The alteration of rocks on Earth and Mars is driven by geochemical, mechanical and sometimes biological processes. On Earth, these processes can be tested and evaluated under laboratory conditions, as well as in nature, while for Mars and other planetary bodies we mainly rely on remotely detected mineral distributions and the interpretation of surface morphology to yield insight in the geological and climatic evolution of Mars or the respective planetary body. Merging these two very different lines of investigation is the goal of the PTAL project.
WP1 - Laboratory Experiments, Field Analog Site Studies:
This WP led by University of Oslo (UiO) combines field campaigns to collect a variety of fresh and altered samples providing a broad spectral database for the natural and artificial primary lithologies and weathering products from Earth. In addition, selected samples will be reacted to further understand the formation of alteration phases at strictly controlled conditions in laboratory experiments.
WP2 - Spectral characterisation of laboratory and field samples:
This WP is led by University Paris Sud (UPSud), and will provide the spectral characterisation of the natural and artificial mineral samples with the individual instruments (located at UPSud/IAS, IRAP, and UVA), either prototype or flight spare, deployed on the different active and future landers, and individual procedures to allow the full scientific exploitation of the spectra.

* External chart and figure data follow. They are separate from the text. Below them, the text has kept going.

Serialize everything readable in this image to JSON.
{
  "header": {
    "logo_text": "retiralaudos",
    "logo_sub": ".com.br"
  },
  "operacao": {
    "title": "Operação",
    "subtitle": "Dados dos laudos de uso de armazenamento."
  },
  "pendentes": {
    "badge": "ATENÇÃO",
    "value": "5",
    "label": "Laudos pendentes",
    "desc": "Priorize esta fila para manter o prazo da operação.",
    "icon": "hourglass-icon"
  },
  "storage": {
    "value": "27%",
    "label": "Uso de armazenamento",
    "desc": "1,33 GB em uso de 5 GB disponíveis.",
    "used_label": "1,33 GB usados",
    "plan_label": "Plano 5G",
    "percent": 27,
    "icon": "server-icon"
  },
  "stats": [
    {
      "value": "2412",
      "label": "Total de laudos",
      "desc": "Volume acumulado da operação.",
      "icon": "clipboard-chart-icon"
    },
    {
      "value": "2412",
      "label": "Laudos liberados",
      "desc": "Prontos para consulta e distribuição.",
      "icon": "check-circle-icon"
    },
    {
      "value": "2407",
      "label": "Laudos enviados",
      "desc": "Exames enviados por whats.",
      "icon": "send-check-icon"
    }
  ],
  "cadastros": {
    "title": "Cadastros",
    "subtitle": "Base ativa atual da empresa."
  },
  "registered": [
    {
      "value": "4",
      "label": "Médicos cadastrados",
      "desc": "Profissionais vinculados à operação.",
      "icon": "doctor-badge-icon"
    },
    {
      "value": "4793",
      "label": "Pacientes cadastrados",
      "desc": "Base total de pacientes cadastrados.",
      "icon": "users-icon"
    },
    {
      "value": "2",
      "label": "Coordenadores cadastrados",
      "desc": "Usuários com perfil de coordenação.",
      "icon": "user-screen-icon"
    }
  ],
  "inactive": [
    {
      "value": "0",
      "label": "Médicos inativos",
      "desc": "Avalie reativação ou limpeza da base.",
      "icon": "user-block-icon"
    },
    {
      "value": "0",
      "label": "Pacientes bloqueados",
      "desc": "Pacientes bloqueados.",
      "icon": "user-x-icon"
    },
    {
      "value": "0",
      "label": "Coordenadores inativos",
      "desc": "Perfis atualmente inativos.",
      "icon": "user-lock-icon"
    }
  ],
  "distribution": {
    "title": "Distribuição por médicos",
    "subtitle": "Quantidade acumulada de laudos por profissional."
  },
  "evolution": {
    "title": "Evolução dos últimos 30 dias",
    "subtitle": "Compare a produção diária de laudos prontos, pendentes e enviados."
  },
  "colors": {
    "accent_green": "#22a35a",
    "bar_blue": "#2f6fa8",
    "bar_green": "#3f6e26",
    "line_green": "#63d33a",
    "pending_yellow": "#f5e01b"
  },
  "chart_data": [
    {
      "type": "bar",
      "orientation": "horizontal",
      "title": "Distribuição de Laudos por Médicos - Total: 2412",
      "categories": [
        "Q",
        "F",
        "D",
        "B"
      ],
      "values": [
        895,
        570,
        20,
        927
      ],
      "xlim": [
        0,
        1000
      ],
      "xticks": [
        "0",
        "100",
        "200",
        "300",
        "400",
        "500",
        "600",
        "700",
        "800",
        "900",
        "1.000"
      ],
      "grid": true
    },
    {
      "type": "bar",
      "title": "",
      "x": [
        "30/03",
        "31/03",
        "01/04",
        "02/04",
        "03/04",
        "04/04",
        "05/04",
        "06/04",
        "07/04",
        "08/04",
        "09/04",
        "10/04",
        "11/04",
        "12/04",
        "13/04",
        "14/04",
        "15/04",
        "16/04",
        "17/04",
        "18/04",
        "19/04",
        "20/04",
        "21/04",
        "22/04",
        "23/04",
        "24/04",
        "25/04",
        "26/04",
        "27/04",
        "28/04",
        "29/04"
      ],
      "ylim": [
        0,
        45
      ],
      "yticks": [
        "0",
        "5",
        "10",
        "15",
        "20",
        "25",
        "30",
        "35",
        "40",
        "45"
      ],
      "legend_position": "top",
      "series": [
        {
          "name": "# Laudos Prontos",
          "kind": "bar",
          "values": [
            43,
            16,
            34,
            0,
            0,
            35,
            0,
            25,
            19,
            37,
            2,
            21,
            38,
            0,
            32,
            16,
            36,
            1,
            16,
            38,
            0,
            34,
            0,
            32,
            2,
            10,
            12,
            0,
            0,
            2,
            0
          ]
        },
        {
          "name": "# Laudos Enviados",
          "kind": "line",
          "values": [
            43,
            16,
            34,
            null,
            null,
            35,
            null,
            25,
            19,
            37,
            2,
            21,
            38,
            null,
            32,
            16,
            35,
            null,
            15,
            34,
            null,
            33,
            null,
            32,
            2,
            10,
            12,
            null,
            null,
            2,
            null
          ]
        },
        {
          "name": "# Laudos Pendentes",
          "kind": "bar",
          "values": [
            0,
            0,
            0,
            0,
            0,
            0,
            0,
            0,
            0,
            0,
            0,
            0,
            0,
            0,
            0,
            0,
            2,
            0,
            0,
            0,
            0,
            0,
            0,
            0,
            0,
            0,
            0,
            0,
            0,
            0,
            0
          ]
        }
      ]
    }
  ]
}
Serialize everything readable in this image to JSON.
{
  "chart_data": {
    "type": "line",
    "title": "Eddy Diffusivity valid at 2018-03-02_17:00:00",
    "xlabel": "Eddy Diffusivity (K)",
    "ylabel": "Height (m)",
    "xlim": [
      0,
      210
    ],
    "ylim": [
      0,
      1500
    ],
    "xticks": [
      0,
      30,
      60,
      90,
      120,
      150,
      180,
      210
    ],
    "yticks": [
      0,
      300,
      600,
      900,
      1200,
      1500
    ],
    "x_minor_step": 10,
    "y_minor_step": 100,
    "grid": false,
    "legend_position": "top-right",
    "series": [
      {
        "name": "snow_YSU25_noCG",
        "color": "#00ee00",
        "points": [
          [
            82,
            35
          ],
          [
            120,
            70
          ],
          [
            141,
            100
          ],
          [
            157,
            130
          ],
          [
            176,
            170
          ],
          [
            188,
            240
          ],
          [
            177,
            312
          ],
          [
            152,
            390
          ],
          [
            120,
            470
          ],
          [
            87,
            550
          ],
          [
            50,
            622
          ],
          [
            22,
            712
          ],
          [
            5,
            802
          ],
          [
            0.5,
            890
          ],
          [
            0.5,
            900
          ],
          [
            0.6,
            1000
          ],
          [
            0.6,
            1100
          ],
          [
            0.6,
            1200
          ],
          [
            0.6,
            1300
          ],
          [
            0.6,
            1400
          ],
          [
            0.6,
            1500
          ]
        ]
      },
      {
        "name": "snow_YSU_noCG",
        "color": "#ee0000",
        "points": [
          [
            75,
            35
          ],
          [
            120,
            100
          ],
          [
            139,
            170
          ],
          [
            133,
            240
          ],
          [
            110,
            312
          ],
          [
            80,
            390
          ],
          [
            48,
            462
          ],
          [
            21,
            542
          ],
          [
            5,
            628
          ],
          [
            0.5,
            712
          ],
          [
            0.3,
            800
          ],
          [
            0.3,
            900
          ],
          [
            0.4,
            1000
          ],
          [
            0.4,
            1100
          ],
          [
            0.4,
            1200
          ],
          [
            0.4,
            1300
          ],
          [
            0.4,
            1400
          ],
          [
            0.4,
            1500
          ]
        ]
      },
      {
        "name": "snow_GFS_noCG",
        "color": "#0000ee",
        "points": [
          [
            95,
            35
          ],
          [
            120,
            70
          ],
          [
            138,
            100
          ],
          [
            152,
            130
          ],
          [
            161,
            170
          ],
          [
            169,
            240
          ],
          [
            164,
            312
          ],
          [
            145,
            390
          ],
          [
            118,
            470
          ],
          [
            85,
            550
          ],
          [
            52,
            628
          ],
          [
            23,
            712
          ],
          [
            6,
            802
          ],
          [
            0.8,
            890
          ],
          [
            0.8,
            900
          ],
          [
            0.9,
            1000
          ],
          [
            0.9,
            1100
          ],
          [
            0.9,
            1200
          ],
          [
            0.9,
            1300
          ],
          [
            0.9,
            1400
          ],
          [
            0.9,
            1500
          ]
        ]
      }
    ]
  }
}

WP3 - Spectral characterisation of planetary surfaces from orbital and landed platforms
PTAL is to build a multi-instrument spectral database of natural and experimentally produced minerals. The base for this library is collected and observed within WP1 and WP2, while the actual library is set up in WP4. WP3 shall allow the team to make use of the new spectral information and apply them to space-based measurements of ongoing lander and orbital missions as well as missions, which will deliver data during the course of the project. The main goal of this WP is to produce jointly a high number of scientific publications based on European and international space data. We will try to address the aqueous history of Mars specifically, and the detection of alteration minerals specifically, and deriving tentatively periods of habitability, conditions for developing precursors of life.
WP4 - Spectral Library of IR, Raman and LIBS
The WP is led by the University of Valladolid (UVA). The main aim of the database is to allow the use of spectra stored for purposes related with comparison, identification, quantification and spectral calculation when spectroscopic instruments IR, Raman and LIBS operate in planetary missions and/or analysing materials in the field or in the laboratory. The spectra need to be classified in close correlation with the samples from which they were obtained.
WP5 - Management and Dissemination
This WP is led by the University of Oslo (UiO) as coordinator and main contact point for the European Commission.
This project is financed through the European Research Council in the H2020-COMPET-2015 programme.
This project has received funding from the European Union’s Horizon 2020 research and innovation programme under grant agreement No 687302.
The project period is from 01.01.2016 - 31.12.2020.